O programa passou por reformulações que afirmavam, mas também reconfiguravam, marcas trazidas por Hebe, Vida Alves e Clodovil. Em 1993, assumiu a conversa de fim de tarde sobre a vida cotidiana como marca central, como resume a reportagem de O Globo:

Sai o debate, entra o testemunho. Sai a imparcialidade, entra a emoção. O novo formato do programa “Sílvia Poppovic”, no ar há três semanas, pela Rede Bandeirantes, tem por objetivo emocionar o público com depoimentos de pessoas que viveram a questão que serve de tema do dia. Sem sensacionalismos, segundo a apresentadora (Apolinário, 1993, on-line).

Assim, os modos de reprodução dos programas nos deixam ver distintas temporalidades de modo articulado e com diferentes gradações. Se a autoridade passou a ser disputada não mais pela figura da apresentadora-celebridade, elemento agora residual nos termos de Williams, mas pela persona jornalista, os temas de interesse popular permanecem enquanto elemento dominante. No Programa Sílvia Poppovic, especialistas e pessoas comuns dividiam o palco na discussão, buscando elucidar assuntos do cotidiano, como gêmeos, eu venci o câncer, casamento aberto e amor no consultório (Apolinário, 1993, on-line). Poppovic também herda de Hebe a forte presença do auditório, mas atribui-lhe outro valor, permitindo à plateia interagir com os participantes. O ambiente de sala de estar se constitui como elemento de disputa. Ainda é presente no Hebe por Elas mas em Silvia Poppovic é identificado como elemento arcaico; ganha relevo uma nova caracterização cenográfica com foco na plateia como pano de fundo e na constituição da cena como uma espécie de arena.

Com Hebe por Elas e Sílvia Poppovic, o talk show brasileiro começa a dialogar com outra tendência internacional. Em certos momentos, a crítica televisiva caracteriza Poppovic como uma mistura de Hebe Camargo – de quem herdou a “simpatia, simplicidade e empatia com o telespectador” – e Oprah Winfrey, apresentadora de um talk show longevo e bem-sucedido nos Estados Unidos, por saber conduzir o debate e dar “opiniões pertinentes sobre os temas em discussão” (Silva, 1990, on-line). Poppovic explica a origem da aposta nesse modelo:

Há uns dois anos, passei uma temporada nos Estados Unidos e assisti a vários programas de depoimentos. Mas lá eles são mais curtos e, muitas vezes, os temas caem no desvio de comportamento. [...] Tenho duas horas, posso ir fundo e fazer uma coisa muito mais relaxada. Minha postura é de não ter preconceitos, tratar as questões com naturalidade.
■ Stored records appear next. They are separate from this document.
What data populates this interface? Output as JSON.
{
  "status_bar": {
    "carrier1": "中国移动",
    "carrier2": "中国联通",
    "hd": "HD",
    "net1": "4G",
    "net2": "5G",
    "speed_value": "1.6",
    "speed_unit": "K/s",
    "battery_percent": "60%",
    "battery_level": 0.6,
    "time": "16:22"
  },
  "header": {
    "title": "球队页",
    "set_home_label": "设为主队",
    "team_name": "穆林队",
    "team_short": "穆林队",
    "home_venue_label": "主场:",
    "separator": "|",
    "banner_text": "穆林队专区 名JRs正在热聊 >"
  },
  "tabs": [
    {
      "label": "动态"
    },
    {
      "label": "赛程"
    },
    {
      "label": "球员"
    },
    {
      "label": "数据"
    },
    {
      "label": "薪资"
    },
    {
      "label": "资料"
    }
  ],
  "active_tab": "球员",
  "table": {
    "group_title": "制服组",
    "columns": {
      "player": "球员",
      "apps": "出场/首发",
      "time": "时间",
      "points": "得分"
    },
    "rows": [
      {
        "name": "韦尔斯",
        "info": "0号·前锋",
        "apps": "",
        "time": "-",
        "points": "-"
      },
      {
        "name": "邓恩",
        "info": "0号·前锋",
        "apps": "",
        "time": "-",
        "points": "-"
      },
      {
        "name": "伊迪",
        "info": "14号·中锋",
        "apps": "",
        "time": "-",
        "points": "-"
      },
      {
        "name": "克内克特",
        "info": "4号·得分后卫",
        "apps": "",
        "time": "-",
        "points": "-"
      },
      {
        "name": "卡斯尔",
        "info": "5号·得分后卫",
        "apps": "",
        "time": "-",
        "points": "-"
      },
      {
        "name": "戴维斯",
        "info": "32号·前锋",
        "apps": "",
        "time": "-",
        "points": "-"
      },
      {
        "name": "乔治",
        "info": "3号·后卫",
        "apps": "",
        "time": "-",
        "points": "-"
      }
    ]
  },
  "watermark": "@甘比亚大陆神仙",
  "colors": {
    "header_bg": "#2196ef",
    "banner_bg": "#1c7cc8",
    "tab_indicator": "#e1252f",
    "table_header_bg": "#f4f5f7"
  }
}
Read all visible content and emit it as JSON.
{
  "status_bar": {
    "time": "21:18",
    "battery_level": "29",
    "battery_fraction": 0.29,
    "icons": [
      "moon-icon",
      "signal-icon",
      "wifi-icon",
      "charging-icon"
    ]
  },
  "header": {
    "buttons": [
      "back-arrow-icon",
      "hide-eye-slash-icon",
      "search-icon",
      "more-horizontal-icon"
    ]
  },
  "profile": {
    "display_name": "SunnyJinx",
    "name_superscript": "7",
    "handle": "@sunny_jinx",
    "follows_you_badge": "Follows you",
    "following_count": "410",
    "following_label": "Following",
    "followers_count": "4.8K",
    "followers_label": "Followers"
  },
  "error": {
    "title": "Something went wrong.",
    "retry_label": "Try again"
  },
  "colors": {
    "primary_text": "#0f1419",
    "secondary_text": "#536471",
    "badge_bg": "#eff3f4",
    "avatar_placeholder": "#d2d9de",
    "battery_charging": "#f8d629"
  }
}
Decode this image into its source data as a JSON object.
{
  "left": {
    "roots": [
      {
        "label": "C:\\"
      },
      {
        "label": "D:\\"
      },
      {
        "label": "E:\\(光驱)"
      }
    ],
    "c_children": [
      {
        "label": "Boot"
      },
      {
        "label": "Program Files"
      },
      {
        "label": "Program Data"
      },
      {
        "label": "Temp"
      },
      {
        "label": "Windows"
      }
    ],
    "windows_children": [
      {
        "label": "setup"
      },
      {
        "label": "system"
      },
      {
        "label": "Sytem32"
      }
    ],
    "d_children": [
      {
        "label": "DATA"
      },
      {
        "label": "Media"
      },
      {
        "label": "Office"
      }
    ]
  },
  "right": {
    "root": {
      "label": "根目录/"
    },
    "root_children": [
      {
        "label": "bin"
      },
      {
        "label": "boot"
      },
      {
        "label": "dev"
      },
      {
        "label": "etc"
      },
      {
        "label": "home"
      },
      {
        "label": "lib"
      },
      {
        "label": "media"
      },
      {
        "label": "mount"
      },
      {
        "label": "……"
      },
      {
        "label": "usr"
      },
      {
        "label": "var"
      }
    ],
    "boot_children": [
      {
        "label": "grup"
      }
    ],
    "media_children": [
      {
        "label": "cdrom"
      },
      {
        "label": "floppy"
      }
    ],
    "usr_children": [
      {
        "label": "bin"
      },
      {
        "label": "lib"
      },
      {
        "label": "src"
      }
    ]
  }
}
Quem está em casa vai se sentir envolvido, não discriminado. Já disseram que era um divã eletrônico (Scalzo, 1995, on-line).

Se nos anos 1980 as disputas se davam entre jornalismo e entretenimento na busca pela distinção do talk show, agora o tensionamento era em torno do popular e do sensacionalismo, dos quais a apresentadora buscava constantemente escapar. Em muitas entrevistas concedidas na época da reformulação do programa, em 1993, Poppovic insistiu que não estava fazendo sensacionalismo, mas buscando debater temas de interesse público. Assim, outro tipo de distinção se faz notável: os programas de debate popularescos de baixo nível – como julgavam os críticos – e os sérios. Isso significava um trabalho de produção cuja ênfase estava na exposição da vida privada sem apelar para o grotesco. Significava também a competência para conduzir a conversação em cena. Para escapar do sensacionalismo, a equipe de Sílvia Poppovic reforça em seu discurso os critérios jornalísticos para a seleção dos temas, e a apresentadora defendia: “eu não banalizo uma história, nem faço uso perverso de dramas pessoais” (Na Pauta..., 1995, on-line). Assim, a ideia partilhada culturalmente sobre o talk show no Brasil se valida, desde Hebe, não por um conjunto de características consensuais, mas por disputas e dispersões, nos termos de Fouacult. O reconhecimento aqui se deu por contraste e por tensionamento, o que reforça a compreensão concebida neste trabalho do sentido de historicidade.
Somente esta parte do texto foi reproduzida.